La stagione successiva fa centro 14 volte e a quel punto è già nel mirino delle grandi. Nel 2007 è praticamente già dell’Inter, vacilla quando arriva la chiamata di Berlusconi che quasi riesce a portarlo in rossonero ma alla fine decide di vestire il nerazzurro.
A Milano trova un mondo diverso: concorrenza feroce, ritmi da squadra che deve vincere tutto, infortuni che lo rallentano. Eppure lascia il segno quando serve, da comprimario di lusso: 8 gol in campionato, con la sua firma sullo scudetto assieme a quelle di Ibra, Crespo, Cruz. Passa al Benfica, dove ritrova un po’ di leggerezza e qualche scatto dei suoi, poi torna in Italia tra Genova e Catania per chiudere una carriera fatta di lampi, di improvvisi bagliori, di un talento che – quando si accendeva – cambiava l’equilibrio del campo.
Finito il calcio giocato, Suazo non ha tagliato il cordone. Ha iniziato ad allenare, prima nelle giovanili del Cagliari, poi in panchine difficili e coraggiose, come Brescia e Carbonia. Ha studiato, si è aggiornato, ha mantenuto quello stile discreto che lo accompagnava anche da calciatore. Mai sopra le righe, mai una parola inutile, sempre un passo indietro rispetto al proprio ego. Forse per questo in Sardegna, ogni volta che torna, il suo nome suscita ancora un affetto che pochi stranieri hanno conquistato.
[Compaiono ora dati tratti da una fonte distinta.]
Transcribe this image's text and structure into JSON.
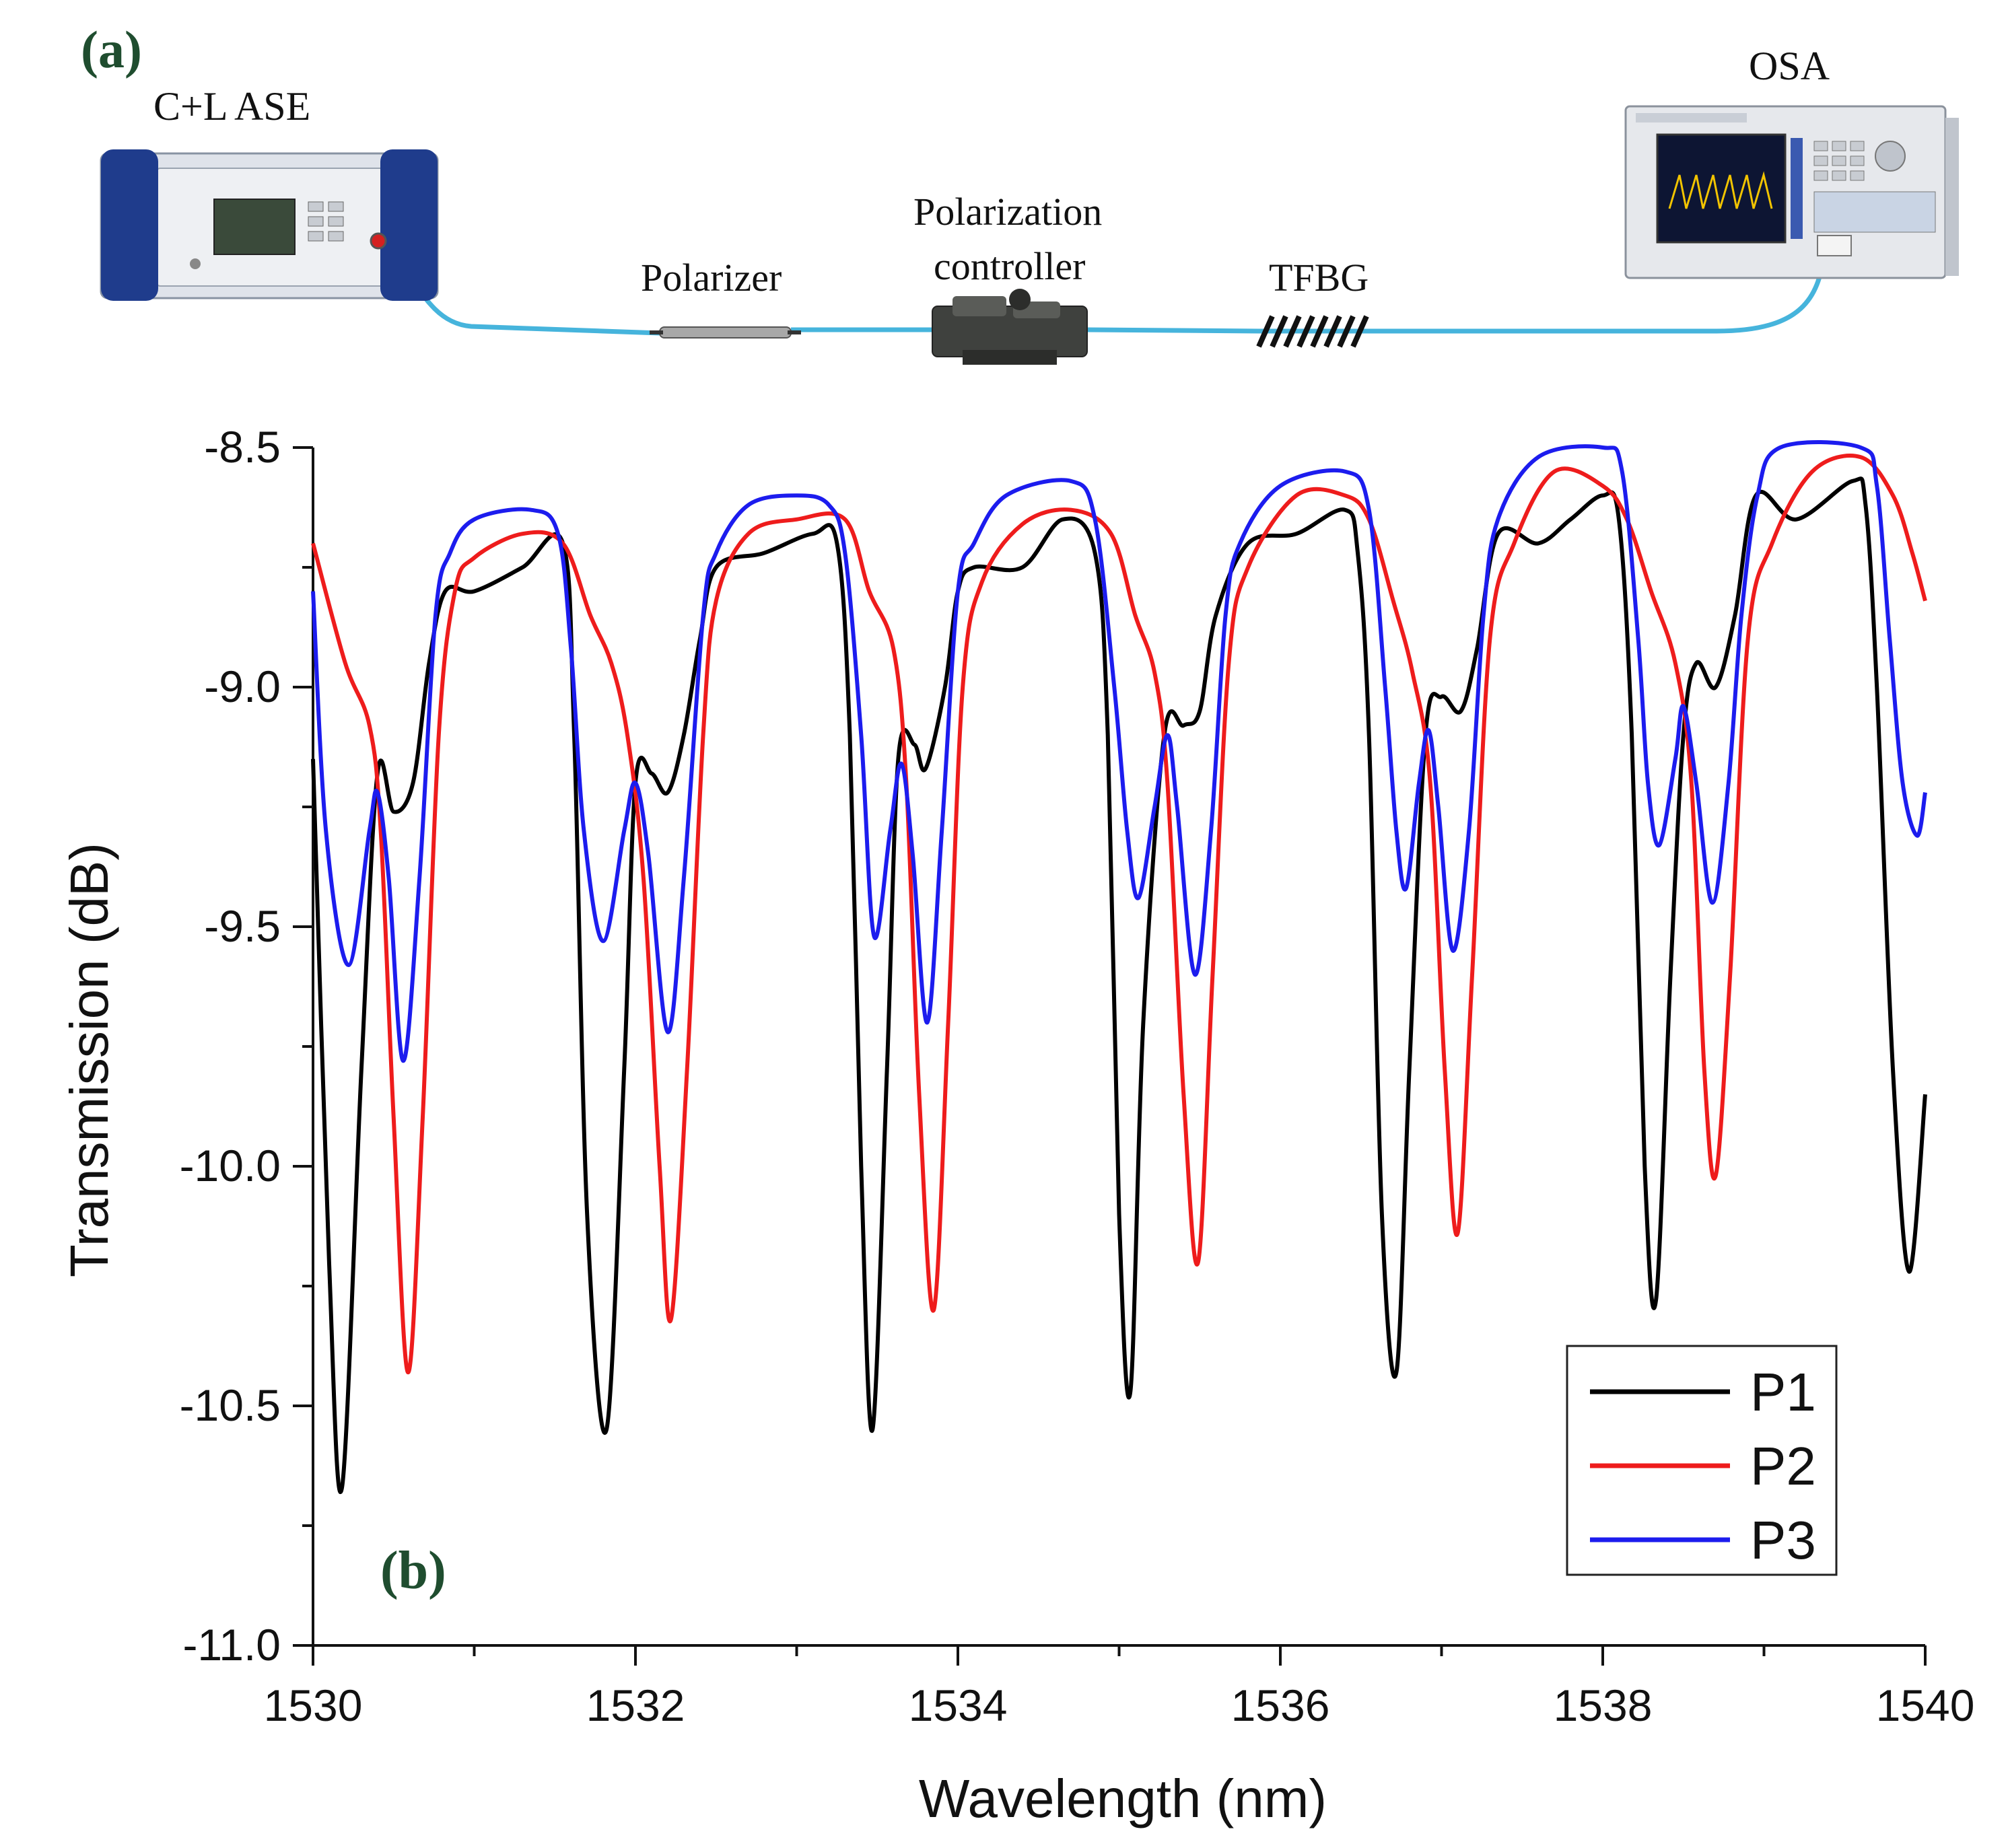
{
  "panel_a": {
    "label": "(a)",
    "source_label": "C+L  ASE",
    "osa_label": "OSA",
    "polarizer_label": "Polarizer",
    "controller_label_line1": "Polarization",
    "controller_label_line2": "controller",
    "tfbg_label": "TFBG",
    "colors": {
      "fiber": "#46b4dc",
      "panel_label": "#1f4d2f",
      "device_blue": "#1f3c8c"
    }
  },
  "panel_b": {
    "label": "(b)"
  },
  "chart_data": {
    "type": "line",
    "xlabel": "Wavelength (nm)",
    "ylabel": "Transmission (dB)",
    "xlim": [
      1530,
      1540
    ],
    "ylim": [
      -11.0,
      -8.5
    ],
    "xticks": [
      1530,
      1532,
      1534,
      1536,
      1538,
      1540
    ],
    "xtick_labels": [
      "1530",
      "1532",
      "1534",
      "1536",
      "1538",
      "1540"
    ],
    "yticks": [
      -8.5,
      -9.0,
      -9.5,
      -10.0,
      -10.5,
      -11.0
    ],
    "ytick_labels": [
      "-8.5",
      "-9.0",
      "-9.5",
      "-10.0",
      "-10.5",
      "-11.0"
    ],
    "grid": false,
    "legend_position": "bottom-right",
    "series": [
      {
        "name": "P1",
        "color": "#000000",
        "points": [
          [
            1530,
            -9.15
          ],
          [
            1530.1,
            -10.2
          ],
          [
            1530.18,
            -10.67
          ],
          [
            1530.3,
            -9.8
          ],
          [
            1530.4,
            -9.18
          ],
          [
            1530.5,
            -9.26
          ],
          [
            1530.62,
            -9.2
          ],
          [
            1530.72,
            -8.95
          ],
          [
            1530.82,
            -8.8
          ],
          [
            1531.0,
            -8.8
          ],
          [
            1531.3,
            -8.75
          ],
          [
            1531.55,
            -8.7
          ],
          [
            1531.62,
            -9.1
          ],
          [
            1531.7,
            -10.1
          ],
          [
            1531.82,
            -10.55
          ],
          [
            1531.93,
            -9.8
          ],
          [
            1532.0,
            -9.2
          ],
          [
            1532.1,
            -9.18
          ],
          [
            1532.2,
            -9.22
          ],
          [
            1532.3,
            -9.1
          ],
          [
            1532.4,
            -8.9
          ],
          [
            1532.5,
            -8.75
          ],
          [
            1532.8,
            -8.72
          ],
          [
            1533.1,
            -8.68
          ],
          [
            1533.25,
            -8.7
          ],
          [
            1533.33,
            -9.1
          ],
          [
            1533.4,
            -10.0
          ],
          [
            1533.47,
            -10.55
          ],
          [
            1533.56,
            -9.8
          ],
          [
            1533.63,
            -9.15
          ],
          [
            1533.73,
            -9.12
          ],
          [
            1533.8,
            -9.17
          ],
          [
            1533.92,
            -9.0
          ],
          [
            1534.0,
            -8.8
          ],
          [
            1534.1,
            -8.75
          ],
          [
            1534.4,
            -8.75
          ],
          [
            1534.65,
            -8.65
          ],
          [
            1534.85,
            -8.72
          ],
          [
            1534.93,
            -9.1
          ],
          [
            1535.0,
            -10.1
          ],
          [
            1535.07,
            -10.47
          ],
          [
            1535.15,
            -9.7
          ],
          [
            1535.28,
            -9.1
          ],
          [
            1535.4,
            -9.08
          ],
          [
            1535.5,
            -9.05
          ],
          [
            1535.6,
            -8.85
          ],
          [
            1535.8,
            -8.7
          ],
          [
            1536.1,
            -8.68
          ],
          [
            1536.4,
            -8.63
          ],
          [
            1536.48,
            -8.72
          ],
          [
            1536.55,
            -9.1
          ],
          [
            1536.63,
            -10.1
          ],
          [
            1536.72,
            -10.43
          ],
          [
            1536.8,
            -9.8
          ],
          [
            1536.9,
            -9.1
          ],
          [
            1537.0,
            -9.02
          ],
          [
            1537.12,
            -9.05
          ],
          [
            1537.22,
            -8.92
          ],
          [
            1537.35,
            -8.68
          ],
          [
            1537.6,
            -8.7
          ],
          [
            1537.8,
            -8.65
          ],
          [
            1538.0,
            -8.6
          ],
          [
            1538.1,
            -8.65
          ],
          [
            1538.18,
            -9.1
          ],
          [
            1538.26,
            -10.0
          ],
          [
            1538.33,
            -10.28
          ],
          [
            1538.42,
            -9.6
          ],
          [
            1538.5,
            -9.1
          ],
          [
            1538.58,
            -8.95
          ],
          [
            1538.7,
            -9.0
          ],
          [
            1538.82,
            -8.85
          ],
          [
            1538.95,
            -8.6
          ],
          [
            1539.2,
            -8.65
          ],
          [
            1539.55,
            -8.57
          ],
          [
            1539.63,
            -8.62
          ],
          [
            1539.7,
            -9.0
          ],
          [
            1539.8,
            -9.8
          ],
          [
            1539.9,
            -10.22
          ],
          [
            1540,
            -9.85
          ]
        ]
      },
      {
        "name": "P2",
        "color": "#ee1c1c",
        "points": [
          [
            1530,
            -8.7
          ],
          [
            1530.2,
            -8.95
          ],
          [
            1530.35,
            -9.08
          ],
          [
            1530.42,
            -9.3
          ],
          [
            1530.5,
            -9.9
          ],
          [
            1530.59,
            -10.43
          ],
          [
            1530.68,
            -9.9
          ],
          [
            1530.78,
            -9.1
          ],
          [
            1530.88,
            -8.8
          ],
          [
            1531.0,
            -8.73
          ],
          [
            1531.3,
            -8.68
          ],
          [
            1531.55,
            -8.7
          ],
          [
            1531.72,
            -8.85
          ],
          [
            1531.85,
            -8.95
          ],
          [
            1531.95,
            -9.1
          ],
          [
            1532.05,
            -9.4
          ],
          [
            1532.15,
            -10.0
          ],
          [
            1532.22,
            -10.32
          ],
          [
            1532.32,
            -9.8
          ],
          [
            1532.42,
            -9.1
          ],
          [
            1532.5,
            -8.82
          ],
          [
            1532.7,
            -8.68
          ],
          [
            1533.0,
            -8.65
          ],
          [
            1533.3,
            -8.65
          ],
          [
            1533.45,
            -8.8
          ],
          [
            1533.6,
            -8.92
          ],
          [
            1533.68,
            -9.2
          ],
          [
            1533.76,
            -9.85
          ],
          [
            1533.85,
            -10.3
          ],
          [
            1533.94,
            -9.7
          ],
          [
            1534.03,
            -9.0
          ],
          [
            1534.15,
            -8.78
          ],
          [
            1534.4,
            -8.66
          ],
          [
            1534.7,
            -8.63
          ],
          [
            1534.95,
            -8.68
          ],
          [
            1535.1,
            -8.85
          ],
          [
            1535.22,
            -8.97
          ],
          [
            1535.3,
            -9.2
          ],
          [
            1535.4,
            -9.85
          ],
          [
            1535.49,
            -10.2
          ],
          [
            1535.58,
            -9.6
          ],
          [
            1535.68,
            -8.95
          ],
          [
            1535.8,
            -8.75
          ],
          [
            1536.1,
            -8.6
          ],
          [
            1536.4,
            -8.6
          ],
          [
            1536.55,
            -8.65
          ],
          [
            1536.7,
            -8.82
          ],
          [
            1536.82,
            -8.97
          ],
          [
            1536.93,
            -9.2
          ],
          [
            1537.02,
            -9.8
          ],
          [
            1537.1,
            -10.14
          ],
          [
            1537.19,
            -9.6
          ],
          [
            1537.3,
            -8.9
          ],
          [
            1537.45,
            -8.7
          ],
          [
            1537.7,
            -8.55
          ],
          [
            1538.0,
            -8.58
          ],
          [
            1538.15,
            -8.65
          ],
          [
            1538.3,
            -8.8
          ],
          [
            1538.45,
            -8.95
          ],
          [
            1538.55,
            -9.2
          ],
          [
            1538.63,
            -9.8
          ],
          [
            1538.7,
            -10.02
          ],
          [
            1538.79,
            -9.6
          ],
          [
            1538.9,
            -8.9
          ],
          [
            1539.05,
            -8.7
          ],
          [
            1539.3,
            -8.55
          ],
          [
            1539.6,
            -8.52
          ],
          [
            1539.8,
            -8.6
          ],
          [
            1539.92,
            -8.72
          ],
          [
            1540,
            -8.82
          ]
        ]
      },
      {
        "name": "P3",
        "color": "#1c1cee",
        "points": [
          [
            1530,
            -8.8
          ],
          [
            1530.08,
            -9.3
          ],
          [
            1530.22,
            -9.58
          ],
          [
            1530.35,
            -9.3
          ],
          [
            1530.4,
            -9.22
          ],
          [
            1530.47,
            -9.4
          ],
          [
            1530.56,
            -9.78
          ],
          [
            1530.66,
            -9.4
          ],
          [
            1530.76,
            -8.85
          ],
          [
            1530.85,
            -8.72
          ],
          [
            1531.0,
            -8.65
          ],
          [
            1531.35,
            -8.63
          ],
          [
            1531.52,
            -8.68
          ],
          [
            1531.6,
            -8.92
          ],
          [
            1531.68,
            -9.3
          ],
          [
            1531.8,
            -9.53
          ],
          [
            1531.93,
            -9.3
          ],
          [
            1532.0,
            -9.2
          ],
          [
            1532.08,
            -9.35
          ],
          [
            1532.2,
            -9.72
          ],
          [
            1532.3,
            -9.4
          ],
          [
            1532.42,
            -8.85
          ],
          [
            1532.5,
            -8.72
          ],
          [
            1532.7,
            -8.62
          ],
          [
            1533.0,
            -8.6
          ],
          [
            1533.2,
            -8.62
          ],
          [
            1533.3,
            -8.72
          ],
          [
            1533.4,
            -9.1
          ],
          [
            1533.48,
            -9.52
          ],
          [
            1533.58,
            -9.3
          ],
          [
            1533.65,
            -9.16
          ],
          [
            1533.72,
            -9.35
          ],
          [
            1533.81,
            -9.7
          ],
          [
            1533.9,
            -9.3
          ],
          [
            1534.0,
            -8.8
          ],
          [
            1534.1,
            -8.7
          ],
          [
            1534.3,
            -8.6
          ],
          [
            1534.7,
            -8.57
          ],
          [
            1534.85,
            -8.65
          ],
          [
            1534.97,
            -9.0
          ],
          [
            1535.05,
            -9.3
          ],
          [
            1535.12,
            -9.44
          ],
          [
            1535.22,
            -9.25
          ],
          [
            1535.3,
            -9.1
          ],
          [
            1535.36,
            -9.25
          ],
          [
            1535.47,
            -9.6
          ],
          [
            1535.57,
            -9.3
          ],
          [
            1535.66,
            -8.85
          ],
          [
            1535.75,
            -8.7
          ],
          [
            1536.0,
            -8.58
          ],
          [
            1536.4,
            -8.55
          ],
          [
            1536.55,
            -8.63
          ],
          [
            1536.65,
            -9.0
          ],
          [
            1536.72,
            -9.3
          ],
          [
            1536.78,
            -9.42
          ],
          [
            1536.86,
            -9.2
          ],
          [
            1536.92,
            -9.09
          ],
          [
            1536.98,
            -9.25
          ],
          [
            1537.07,
            -9.55
          ],
          [
            1537.17,
            -9.3
          ],
          [
            1537.26,
            -8.85
          ],
          [
            1537.35,
            -8.65
          ],
          [
            1537.6,
            -8.52
          ],
          [
            1538.0,
            -8.5
          ],
          [
            1538.12,
            -8.55
          ],
          [
            1538.22,
            -8.9
          ],
          [
            1538.28,
            -9.2
          ],
          [
            1538.35,
            -9.33
          ],
          [
            1538.45,
            -9.15
          ],
          [
            1538.5,
            -9.04
          ],
          [
            1538.58,
            -9.2
          ],
          [
            1538.68,
            -9.45
          ],
          [
            1538.78,
            -9.2
          ],
          [
            1538.86,
            -8.85
          ],
          [
            1538.96,
            -8.6
          ],
          [
            1539.1,
            -8.5
          ],
          [
            1539.6,
            -8.5
          ],
          [
            1539.7,
            -8.58
          ],
          [
            1539.78,
            -8.9
          ],
          [
            1539.86,
            -9.2
          ],
          [
            1539.95,
            -9.31
          ],
          [
            1540,
            -9.22
          ]
        ]
      }
    ]
  }
}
E mentre il tempo scorre, la storia sembra voler fare un giro completo. Uno dei suoi figli, David Edoardo, ha appena firmato con l’Altamura. Un’altra ripartenza, un’altra corsa da inseguire. Le cronache lo descrivono come un attaccante diverso dal padre, meno esplosivo, più strutturato. Ma il cognome porta un’eco, e quell’eco è identità. Sarà il campo a dire se raccoglierà l’eredità o se ne costruirà una nuova. David, intanto, guarda senza spingere: “Lasciatelo crescere”, ha detto. Magari rivedendo quella doppietta di vent’anni fa quando era incontenibile…e quel gesto della culla, dedicato proprio a David Edoardo.